We both interacted with a girl today who was being bullied by another girl.  This bullying had been going on for months, and the girl was exhausted.  I hugged her, tried to calm her down, because she was crying so much, I couldn't even hear what her real problem was.  By the time I got her calm enough to go to gym, her lunch was over, so I gave her a pack of cheese crackers and sent her on her way. In gym, her teacher noticed that she was a ball of nerves.  So, the teacher sat her down, heard her out and talked to her about the language of bullying.  About how no matter how strong she was, she was nonetheless being bullied by this individual. The simple act of making a person feel demeaned about something over which she has no control is bullying.  The teacher had the knowledge that I lacked, in terms of teaching this young teenager how to stick up for herself, and protect herself.  By the end of the day, this young girl was still furious at having been called ugly names again, but she knew two very important things:  how to speak and write about what had happened in such a way that she could explain to another adult, in a reasonable and rational way, what had happened to her; and that two adults in the school cared enough about her to spend time with her to make her feel cared for, and to straighten out what, to her, was months of feeling demeaned for something she had no control over.  This is a small step. 

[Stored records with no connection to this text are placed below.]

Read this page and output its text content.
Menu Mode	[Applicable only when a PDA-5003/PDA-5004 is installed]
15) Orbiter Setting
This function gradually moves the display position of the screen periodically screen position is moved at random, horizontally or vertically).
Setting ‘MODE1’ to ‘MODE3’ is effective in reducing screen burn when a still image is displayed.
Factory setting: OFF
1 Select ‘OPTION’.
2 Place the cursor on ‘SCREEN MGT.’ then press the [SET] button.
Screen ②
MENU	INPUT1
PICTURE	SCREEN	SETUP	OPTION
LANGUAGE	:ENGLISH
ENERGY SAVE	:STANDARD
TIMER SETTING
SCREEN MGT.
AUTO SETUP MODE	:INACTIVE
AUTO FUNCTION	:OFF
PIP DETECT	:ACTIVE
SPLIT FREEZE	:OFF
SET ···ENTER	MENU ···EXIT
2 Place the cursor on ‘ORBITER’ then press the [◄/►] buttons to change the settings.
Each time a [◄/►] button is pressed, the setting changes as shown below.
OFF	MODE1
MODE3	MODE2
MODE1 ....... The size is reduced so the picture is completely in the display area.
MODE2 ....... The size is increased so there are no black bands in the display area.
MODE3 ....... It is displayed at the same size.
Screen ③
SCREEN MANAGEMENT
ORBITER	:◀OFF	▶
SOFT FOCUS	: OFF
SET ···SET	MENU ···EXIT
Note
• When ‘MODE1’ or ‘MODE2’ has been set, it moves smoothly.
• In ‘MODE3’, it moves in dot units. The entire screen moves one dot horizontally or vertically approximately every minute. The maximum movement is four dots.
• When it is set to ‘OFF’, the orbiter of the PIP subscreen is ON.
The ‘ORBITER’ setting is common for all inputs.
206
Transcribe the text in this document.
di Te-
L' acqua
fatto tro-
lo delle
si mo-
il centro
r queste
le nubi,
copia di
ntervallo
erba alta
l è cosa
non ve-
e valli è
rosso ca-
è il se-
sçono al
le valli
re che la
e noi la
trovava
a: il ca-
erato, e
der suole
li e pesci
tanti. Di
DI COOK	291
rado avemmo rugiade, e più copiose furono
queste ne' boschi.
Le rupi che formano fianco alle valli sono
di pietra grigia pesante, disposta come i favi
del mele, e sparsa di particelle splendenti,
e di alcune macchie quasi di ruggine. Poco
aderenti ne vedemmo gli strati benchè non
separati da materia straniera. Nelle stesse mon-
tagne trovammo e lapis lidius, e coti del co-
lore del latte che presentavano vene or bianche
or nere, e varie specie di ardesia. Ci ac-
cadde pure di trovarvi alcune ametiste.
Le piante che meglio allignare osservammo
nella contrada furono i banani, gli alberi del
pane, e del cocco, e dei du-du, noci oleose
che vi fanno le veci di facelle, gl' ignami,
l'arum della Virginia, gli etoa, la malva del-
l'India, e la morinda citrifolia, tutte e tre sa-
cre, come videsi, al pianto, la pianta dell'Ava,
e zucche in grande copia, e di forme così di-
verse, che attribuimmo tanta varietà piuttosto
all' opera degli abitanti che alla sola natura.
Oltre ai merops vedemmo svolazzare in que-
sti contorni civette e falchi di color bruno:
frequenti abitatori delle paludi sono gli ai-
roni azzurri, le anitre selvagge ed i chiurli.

You will see pictures of the posters that we have put up in conjunction with our If You Only Knew Me project at school.  These posters are compilations of post-it notes written anonymously by our students who have been bullied, or who have know people who have been bullied.  They are jaw-dropping.  This is another small step.  With this project, we have heightened awareness of the student body to what their words do to their peers.  We have increased their awareness of what might be happening in their friends lives.  What else can we do as a community to address the grave concern of bullying?